The economic think tank claimed that Reeves will require an additional £50 billion ($65 billion) in her upcoming budget to stabilize the nation’s finances and cushion against future shocks. It warned that with interest costs rising sharply, the chancellor must run primary surpluses to keep debt from rising.
Chancellor Rachel Reeves suggested she may increase taxes
The last time the UK ran a primary surplus was in 2001–02, under Tony Blair, a period when the economy was growing much more rapidly and debt was only 30% of GDP. Public debt is now perilously close to 100% of GDP.
In her pre-budget speech, Chancellor Reeves hinted at significant tax increases to patch up the UK’s strained finances. She did not necessarily certify that they would stick to the promises made in Labour’s election manifesto, not to hike income tax, VAT, or national insurance. When journalists asked if the pledge still held, she deflected, saying that she was “setting the context for Budget.”
She added, “The choices I make in this Budget, this month, will be focused on getting inflation falling and creating the conditions for interest rate cuts to support economic growth and improve the cost of living.” She also vowed to craft a budget for growth rooted in fairness, targeting NHS backlogs, high debt levels, and the rising cost of living.
However, many analysts and government leaders believed her address did not provide much clarity. The Conservative leader, Kemi Badenoch, branded the speech “one long waffle bomb,” arguing it left businesses completely in the dark.
Reeves has yet to clarify which taxes could rise, though she seemed to rule out resigning if income tax were increased. When asked on LBC whether breaking the pledge should prompt her to step down, she replied, “I’m not going to walk away because the situation is difficult.”
David Aikman says the next shock may result in a rise in debt
David Aikman, director of NIESR, has warned that the UK’s public debt path is becoming “unsustainable,” and could surpass 100% of GDP unless stronger measures are introduced.
Despite a £40 billion($52 billion) tax rise in her first budget, Reeves now faces an even bleaker debt picture, with much of the deterioration blamed on weaker productivity forecasts from the Office for Budget Responsibility.
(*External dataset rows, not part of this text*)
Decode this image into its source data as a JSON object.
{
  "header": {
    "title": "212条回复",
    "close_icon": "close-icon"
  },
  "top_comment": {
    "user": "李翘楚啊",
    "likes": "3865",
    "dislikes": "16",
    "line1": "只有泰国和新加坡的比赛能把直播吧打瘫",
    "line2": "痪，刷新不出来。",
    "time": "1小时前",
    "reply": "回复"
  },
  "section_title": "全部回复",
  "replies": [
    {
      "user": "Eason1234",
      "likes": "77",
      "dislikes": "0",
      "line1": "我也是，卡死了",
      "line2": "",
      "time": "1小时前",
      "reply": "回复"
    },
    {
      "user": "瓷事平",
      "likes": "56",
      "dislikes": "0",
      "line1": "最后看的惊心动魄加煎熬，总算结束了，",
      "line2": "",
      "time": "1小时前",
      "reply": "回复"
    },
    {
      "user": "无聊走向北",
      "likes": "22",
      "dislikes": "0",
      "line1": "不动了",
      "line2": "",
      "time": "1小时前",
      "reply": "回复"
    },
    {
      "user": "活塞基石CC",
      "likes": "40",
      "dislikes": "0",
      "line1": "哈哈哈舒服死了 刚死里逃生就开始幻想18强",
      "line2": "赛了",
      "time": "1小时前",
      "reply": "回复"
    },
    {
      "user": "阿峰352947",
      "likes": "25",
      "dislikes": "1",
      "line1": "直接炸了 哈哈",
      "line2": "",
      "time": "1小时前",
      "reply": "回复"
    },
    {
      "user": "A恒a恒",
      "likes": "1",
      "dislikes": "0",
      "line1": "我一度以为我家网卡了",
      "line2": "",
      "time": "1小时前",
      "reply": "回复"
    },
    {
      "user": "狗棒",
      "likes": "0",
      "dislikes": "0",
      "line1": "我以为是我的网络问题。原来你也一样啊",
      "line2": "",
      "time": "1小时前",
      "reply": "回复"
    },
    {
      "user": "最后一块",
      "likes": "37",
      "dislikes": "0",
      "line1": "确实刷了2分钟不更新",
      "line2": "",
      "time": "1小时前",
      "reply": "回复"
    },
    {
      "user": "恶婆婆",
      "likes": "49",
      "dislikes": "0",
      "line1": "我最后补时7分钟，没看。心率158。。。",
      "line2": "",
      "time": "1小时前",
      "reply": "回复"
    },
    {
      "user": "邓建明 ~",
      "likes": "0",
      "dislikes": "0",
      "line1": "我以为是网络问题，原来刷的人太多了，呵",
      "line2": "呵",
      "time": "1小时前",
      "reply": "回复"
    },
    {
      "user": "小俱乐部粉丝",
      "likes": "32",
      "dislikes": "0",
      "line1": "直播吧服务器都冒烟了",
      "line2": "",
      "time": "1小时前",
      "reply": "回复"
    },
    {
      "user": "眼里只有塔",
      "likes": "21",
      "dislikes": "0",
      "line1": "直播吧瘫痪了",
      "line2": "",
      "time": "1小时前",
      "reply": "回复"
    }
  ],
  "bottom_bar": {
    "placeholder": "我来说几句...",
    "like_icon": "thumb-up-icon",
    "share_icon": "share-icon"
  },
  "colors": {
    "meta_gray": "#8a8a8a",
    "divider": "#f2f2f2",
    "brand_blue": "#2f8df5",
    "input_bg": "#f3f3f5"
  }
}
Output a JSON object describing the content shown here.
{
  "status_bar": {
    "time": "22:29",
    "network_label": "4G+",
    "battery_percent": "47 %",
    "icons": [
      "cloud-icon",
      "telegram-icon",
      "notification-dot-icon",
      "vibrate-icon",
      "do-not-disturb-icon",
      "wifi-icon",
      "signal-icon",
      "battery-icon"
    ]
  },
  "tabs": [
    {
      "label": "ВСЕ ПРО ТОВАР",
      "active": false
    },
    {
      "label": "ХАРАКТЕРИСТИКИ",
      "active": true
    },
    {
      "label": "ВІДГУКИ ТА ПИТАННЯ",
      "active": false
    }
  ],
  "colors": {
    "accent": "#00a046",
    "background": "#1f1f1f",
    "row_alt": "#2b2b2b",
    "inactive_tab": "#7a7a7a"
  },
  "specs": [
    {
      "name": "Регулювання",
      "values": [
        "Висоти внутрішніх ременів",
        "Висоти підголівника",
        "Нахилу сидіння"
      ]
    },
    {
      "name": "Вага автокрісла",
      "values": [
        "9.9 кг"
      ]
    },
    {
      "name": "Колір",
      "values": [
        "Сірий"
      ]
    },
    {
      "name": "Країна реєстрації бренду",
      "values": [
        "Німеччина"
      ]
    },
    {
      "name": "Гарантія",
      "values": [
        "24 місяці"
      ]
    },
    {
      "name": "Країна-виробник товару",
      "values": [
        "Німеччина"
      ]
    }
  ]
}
NIESR expects the OBR to put the fiscal gap at between £20 billion and £30 billion, a smaller figure than its own, but argues that Reeves should go further and create a £30 billion ($39 billion) safety buffer. Aikman explained that the next economic shock would almost certainly push debt even higher, stressing the need to start reducing the debt ratio now to preserve the government’s ability to respond to future crises and invest effectively.
The think tank also anticipates GDP to rise 1.5% in 2025 and 1.2% next year, though it noted that Reeves’s efforts to rein in the deficit could limit economic growth. Additionally, it forecasts that the Bank of England will make two 0.25% rate reductions next year, as inflation remains over 3% through next spring before returning to the 2% goal.
Meanwhile, other influential think tanks have published proposals on how taxes can be made fairer and economic growth improved without worsening the budget shortage.
They argued that outmoded and unequal tax policies have led to restricted investment and production. Additionally, they recommended the removal of stamp duty, a reduction in VAT, and an increase in the goods subject to levy. Moreover, they are encouraging the merging of income tax and national insurance.